Food and frugality, the chief concerns of Bocanegra’s grandparents, provide a bridge to this investigation of pioneer hardship and deprivation. The beauty of the landscape cannot conceal its harshness; the simplicity of a farmer’s life is the flip side of its unforgiving rigor. When Bocanegra was young, she took photographs of her grandparents’ wrinkled hands, which were ravaged by hard work. She recalls the kittens that her grandfather would drown rather than see starve. Sentimentality is a luxury afforded to those who don’t have to butcher their own meat.
The pastoral in painting and literature tend to portray a more serene vision of humanity’s relationship to nature. Disease and death tell a different story. Bocanegra isn’t trying to disabuse herself of false illusions so much as take in the cultural contradictions.
An old photograph of hippies sparks consideration of a 1960s fad that had those with little experience of the land proselytizing the necessity of returning to it. She ponders the impetus behind utopian communes, arriving at the wry conclusion that most of these experiments didn’t last, as people “discovered that human relations are really complicated.”
As for the well-known whorehouse across the street from the farm, Bocanegra understands it now as a “social institution born of a sense of survival.” In this respect, it had much in common with her grandparents’ way of life, even if style was far more important to the apparently well-disciplined women who worked there.
“I don’t think anyone moved to the Chicken Ranch in search of fulfillment or happiness,” she says through Taylor with a degree of reverence for those trying to make the best of a bad set of options. The mood that is sustained is one of open-minded curiosity about the nature of our world and the way we choose to represent and remember it. (A clip from the film “The Best Little Whorehouse in Texas,” starring Dolly Parton and Burt Reynolds, hilariously demonstrates our penchant for turning history into kitsch.)
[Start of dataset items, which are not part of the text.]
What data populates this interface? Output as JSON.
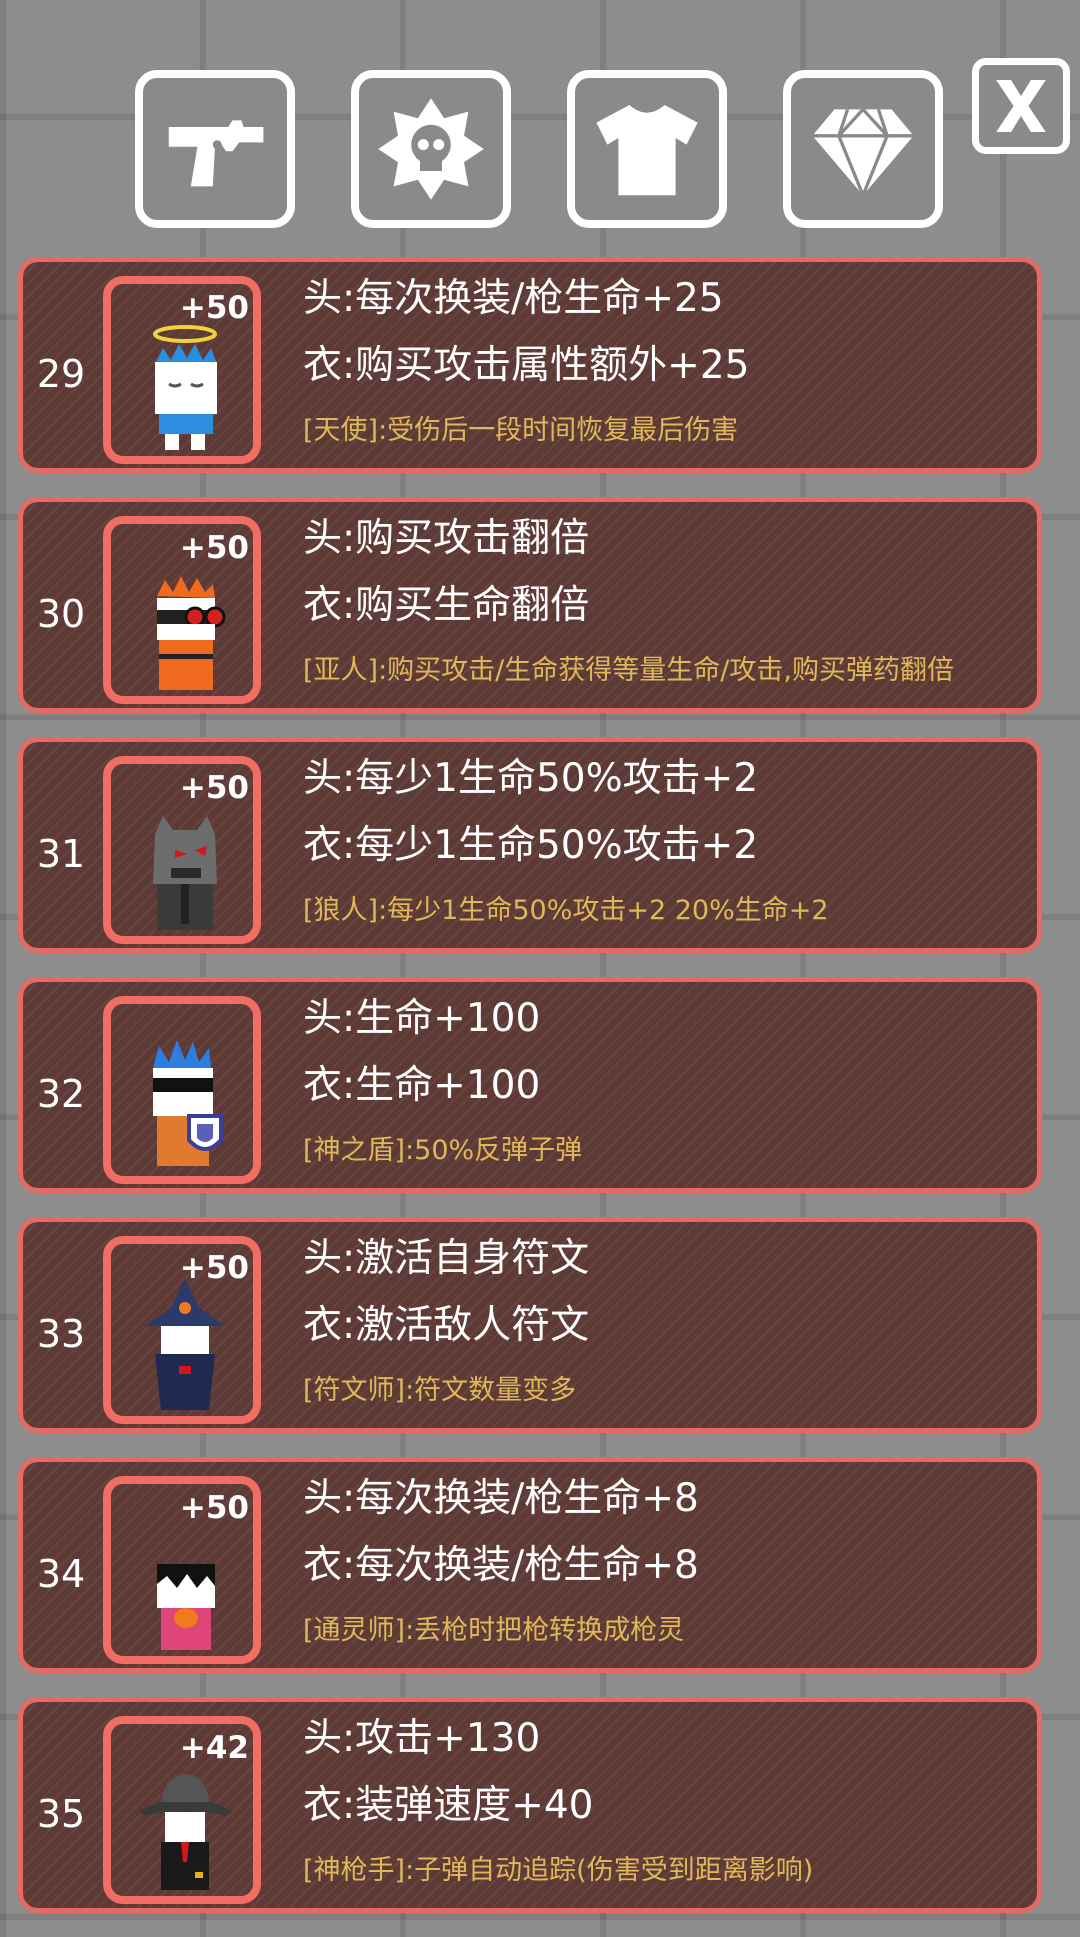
{
  "tabs": [
    {
      "icon": "revolver-icon"
    },
    {
      "icon": "skull-badge-icon"
    },
    {
      "icon": "tshirt-icon"
    },
    {
      "icon": "diamond-icon"
    }
  ],
  "close": {
    "label": "X"
  },
  "colors": {
    "card_border": "#e46a63",
    "card_bg": "#5e3a36",
    "skill_text": "#e0b85a"
  },
  "items": [
    {
      "num": "29",
      "bonus": "+50",
      "head": "头:每次换装/枪生命+25",
      "body": "衣:购买攻击属性额外+25",
      "skill": "[天使]:受伤后一段时间恢复最后伤害",
      "avatar": "angel-avatar"
    },
    {
      "num": "30",
      "bonus": "+50",
      "head": "头:购买攻击翻倍",
      "body": "衣:购买生命翻倍",
      "skill": "[亚人]:购买攻击/生命获得等量生命/攻击,购买弹药翻倍",
      "avatar": "demi-human-avatar"
    },
    {
      "num": "31",
      "bonus": "+50",
      "head": "头:每少1生命50%攻击+2",
      "body": "衣:每少1生命50%攻击+2",
      "skill": "[狼人]:每少1生命50%攻击+2 20%生命+2",
      "avatar": "werewolf-avatar"
    },
    {
      "num": "32",
      "bonus": "",
      "head": "头:生命+100",
      "body": "衣:生命+100",
      "skill": "[神之盾]:50%反弹子弹",
      "avatar": "shield-hero-avatar"
    },
    {
      "num": "33",
      "bonus": "+50",
      "head": "头:激活自身符文",
      "body": "衣:激活敌人符文",
      "skill": "[符文师]:符文数量变多",
      "avatar": "rune-master-avatar"
    },
    {
      "num": "34",
      "bonus": "+50",
      "head": "头:每次换装/枪生命+8",
      "body": "衣:每次换装/枪生命+8",
      "skill": "[通灵师]:丢枪时把枪转换成枪灵",
      "avatar": "necromancer-avatar"
    },
    {
      "num": "35",
      "bonus": "+42",
      "head": "头:攻击+130",
      "body": "衣:装弹速度+40",
      "skill": "[神枪手]:子弹自动追踪(伤害受到距离影响)",
      "avatar": "gunslinger-avatar"
    }
  ]
}
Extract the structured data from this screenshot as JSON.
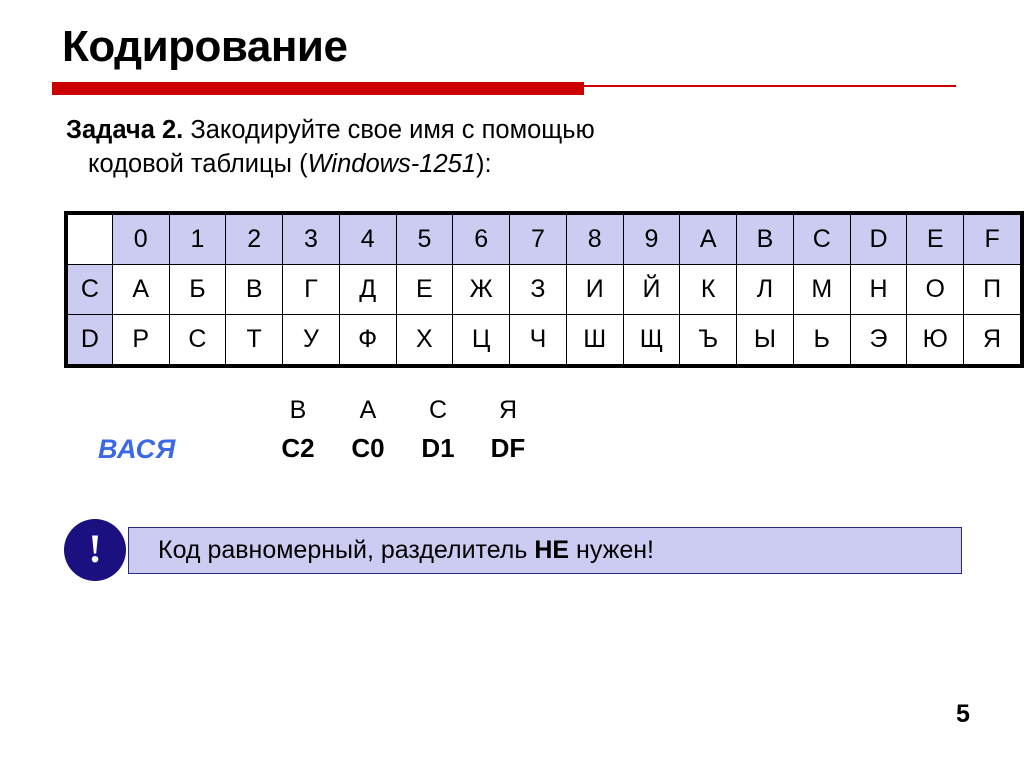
{
  "slide": {
    "title": "Кодирование",
    "page_number": "5",
    "accent_color": "#CC0000",
    "header_cell_color": "#CCCCF2",
    "example_word_color": "#3A68E6",
    "badge_color": "#1B1080"
  },
  "task": {
    "label": "Задача 2.",
    "line1_rest": " Закодируйте свое имя с помощью",
    "line2_before": "кодовой таблицы (",
    "line2_italic": "Windows-1251",
    "line2_after": "):"
  },
  "code_table": {
    "corner": "",
    "columns": [
      "0",
      "1",
      "2",
      "3",
      "4",
      "5",
      "6",
      "7",
      "8",
      "9",
      "A",
      "B",
      "C",
      "D",
      "E",
      "F"
    ],
    "rows": [
      {
        "label": "C",
        "cells": [
          "А",
          "Б",
          "В",
          "Г",
          "Д",
          "Е",
          "Ж",
          "З",
          "И",
          "Й",
          "К",
          "Л",
          "М",
          "Н",
          "О",
          "П"
        ]
      },
      {
        "label": "D",
        "cells": [
          "Р",
          "С",
          "Т",
          "У",
          "Ф",
          "Х",
          "Ц",
          "Ч",
          "Ш",
          "Щ",
          "Ъ",
          "Ы",
          "Ь",
          "Э",
          "Ю",
          "Я"
        ]
      }
    ]
  },
  "example": {
    "word": "ВАСЯ",
    "letters": [
      "В",
      "А",
      "С",
      "Я"
    ],
    "codes": [
      "C2",
      "C0",
      "D1",
      "DF"
    ]
  },
  "note": {
    "badge_glyph": "!",
    "text_before": "Код равномерный, разделитель ",
    "text_bold": "НЕ",
    "text_after": " нужен!"
  }
}
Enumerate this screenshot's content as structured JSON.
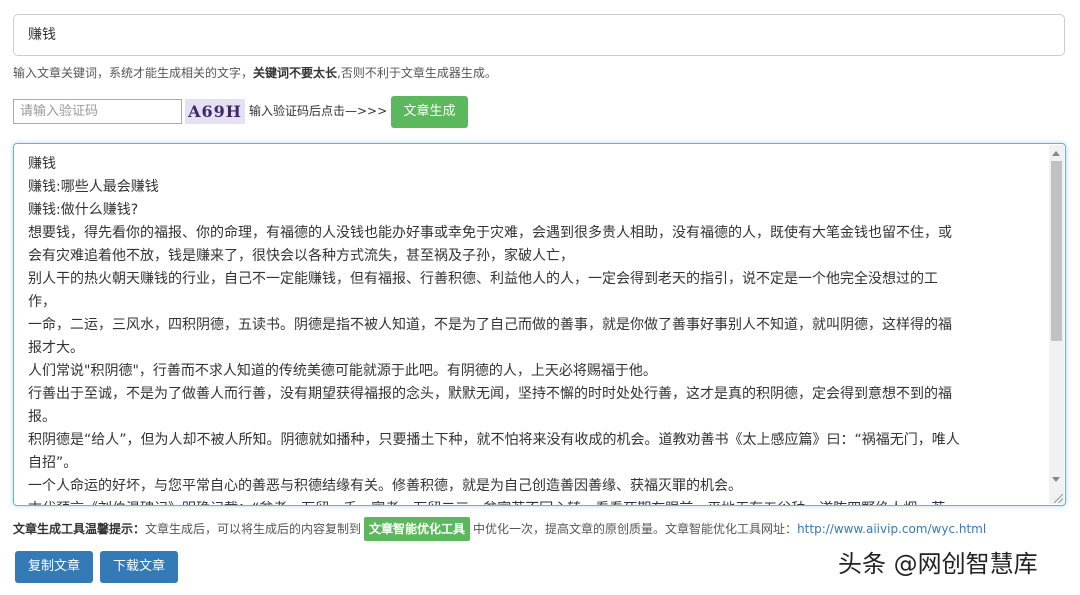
{
  "keyword": {
    "value": "赚钱"
  },
  "hint": {
    "prefix": "输入文章关键词，系统才能生成相关的文字，",
    "bold": "关键词不要太长",
    "suffix": ",否则不利于文章生成器生成。"
  },
  "captcha": {
    "placeholder": "请输入验证码",
    "code": "A69H",
    "tip": "输入验证码后点击—>>>",
    "generate_label": "文章生成"
  },
  "article": {
    "lines": [
      "赚钱",
      "赚钱:哪些人最会赚钱",
      "赚钱:做什么赚钱?",
      "想要钱，得先看你的福报、你的命理，有福德的人没钱也能办好事或幸免于灾难，会遇到很多贵人相助，没有福德的人，既使有大笔金钱也留不住，或",
      "会有灾难追着他不放，钱是赚来了，很快会以各种方式流失，甚至祸及子孙，家破人亡，",
      "别人干的热火朝天赚钱的行业，自己不一定能赚钱，但有福报、行善积德、利益他人的人，一定会得到老天的指引，说不定是一个他完全没想过的工",
      "作，",
      "一命，二运，三风水，四积阴德，五读书。阴德是指不被人知道，不是为了自己而做的善事，就是你做了善事好事别人不知道，就叫阴德，这样得的福",
      "报才大。",
      "人们常说\"积阴德\"，行善而不求人知道的传统美德可能就源于此吧。有阴德的人，上天必将赐福于他。",
      "行善出于至诚，不是为了做善人而行善，没有期望获得福报的念头，默默无闻，坚持不懈的时时处处行善，这才是真的积阴德，定会得到意想不到的福",
      "报。",
      "积阴德是“给人”，但为人却不被人所知。阴德就如播种，只要播土下种，就不怕将来没有收成的机会。道教劝善书《太上感应篇》曰：“祸福无门，唯人",
      "自招”。",
      "一个人命运的好坏，与您平常自心的善恶与积德结缘有关。修善积德，就是为自己创造善因善缘、获福灭罪的机会。",
      "古代预言《刘伯温碑记》明确记载：“贫者一万留一千，富者一万留二三，贫富若不回心转，看看死期在眼前，平地无有五谷种，遂陈四野绝人烟，若"
    ]
  },
  "tips": {
    "label": "文章生成工具温馨提示：",
    "text1": "文章生成后，可以将生成后的内容复制到",
    "tool_name": "文章智能优化工具",
    "text2": "中优化一次，提高文章的原创质量。文章智能优化工具网址：",
    "url": "http://www.aiivip.com/wyc.html"
  },
  "actions": {
    "copy_label": "复制文章",
    "download_label": "下载文章"
  },
  "watermark": "头条 @网创智慧库"
}
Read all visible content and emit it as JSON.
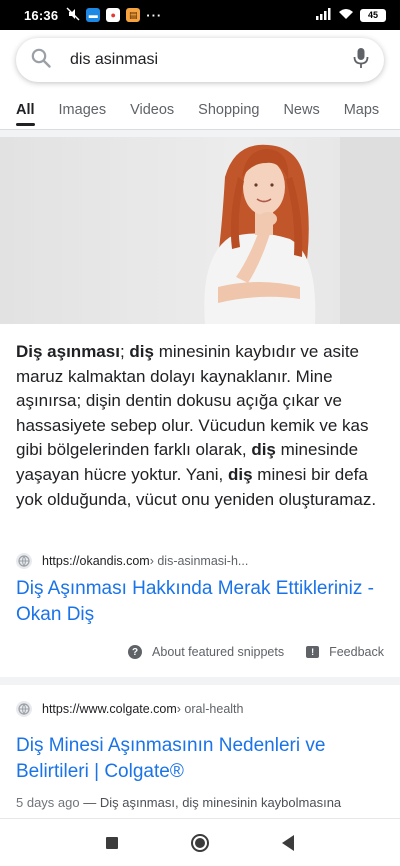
{
  "status_bar": {
    "time": "16:36",
    "overflow": "···",
    "battery": "45",
    "icons": [
      "mute-icon",
      "messages-icon",
      "app-icon",
      "notification-icon",
      "signal-icon",
      "wifi-icon",
      "battery-icon"
    ]
  },
  "search": {
    "query": "dis asinmasi"
  },
  "tabs": [
    "All",
    "Images",
    "Videos",
    "Shopping",
    "News",
    "Maps"
  ],
  "featured": {
    "text_parts": [
      {
        "t": "Diş aşınması",
        "b": true
      },
      {
        "t": "; ",
        "b": false
      },
      {
        "t": "diş",
        "b": true
      },
      {
        "t": " minesinin kaybıdır ve asite maruz kalmaktan dolayı kaynaklanır. Mine aşınırsa; dişin dentin dokusu açığa çıkar ve hassasiyete sebep olur. Vücudun kemik ve kas gibi bölgelerinden farklı olarak, ",
        "b": false
      },
      {
        "t": "diş",
        "b": true
      },
      {
        "t": " minesinde yaşayan hücre yoktur. Yani, ",
        "b": false
      },
      {
        "t": "diş",
        "b": true
      },
      {
        "t": " minesi bir defa yok olduğunda, vücut onu yeniden oluşturamaz.",
        "b": false
      }
    ],
    "source_domain": "https://okandis.com",
    "source_path": " › dis-asinmasi-h...",
    "title": "Diş Aşınması Hakkında Merak Ettikleriniz - Okan Diş",
    "about_label": "About featured snippets",
    "feedback_label": "Feedback"
  },
  "result2": {
    "source_domain": "https://www.colgate.com",
    "source_path": " › oral-health",
    "title": "Diş Minesi Aşınmasının Nedenleri ve Belirtileri | Colgate®",
    "date": "5 days ago",
    "snippet": " — Diş aşınması, diş minesinin kaybolmasına"
  },
  "colors": {
    "link_blue": "#1a73e8",
    "text": "#202124",
    "muted": "#5f6368"
  }
}
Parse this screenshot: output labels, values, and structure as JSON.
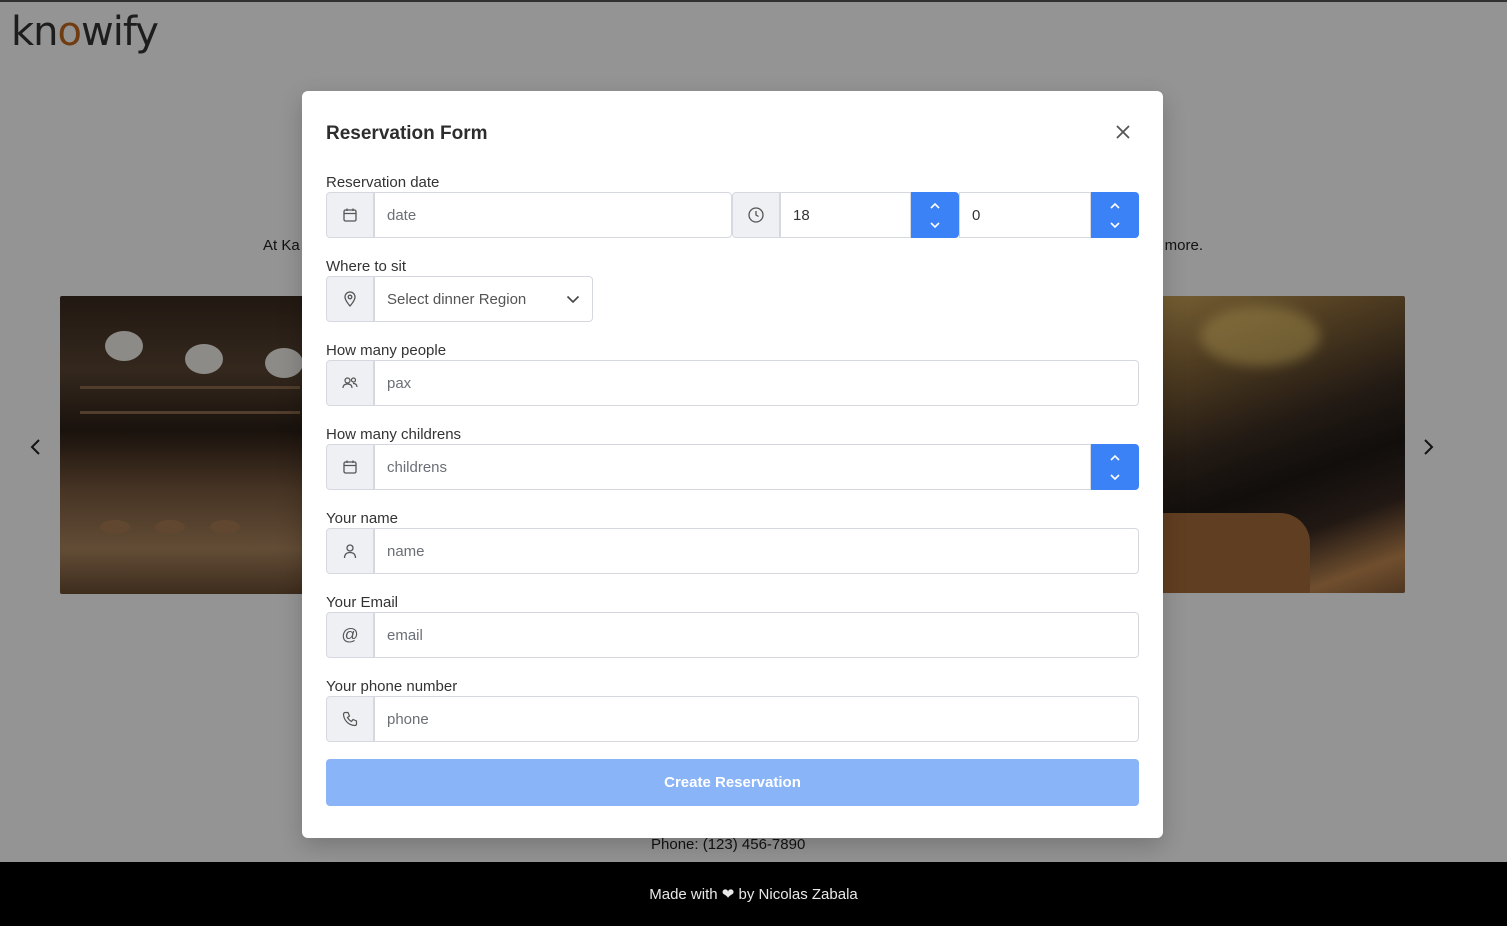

Taylor, wearing an androgynous black costume inspired by the women from the Oneida utopian community in upstate New York, isn’t engaged in an act of impersonation. At several points, she had to ask Bocanegra to repeat a line, but nothing interrupted her focus. Taylor, who maintains a tone of interior musing throughout, channels the artist’s sensibility magnificently through an ardor that is as modest as it is intense.
The performance, composed in thematic layers, is itself a kind of bricolage. Just as in the slideshow Jean-François Millet and Henri de Toulouse-Lautrec are drolly overlaid over Americana to reveal recurring patterns, Taylor and Bocanegra are placed on the stage in such a way as to reflect the story in a parallel light.
A bewitching theatrical curio, “Farmhouse/Whorehouse” anatomizes an artist’s way of seeking to open our eyes to the wondrous strangeness surrounding us.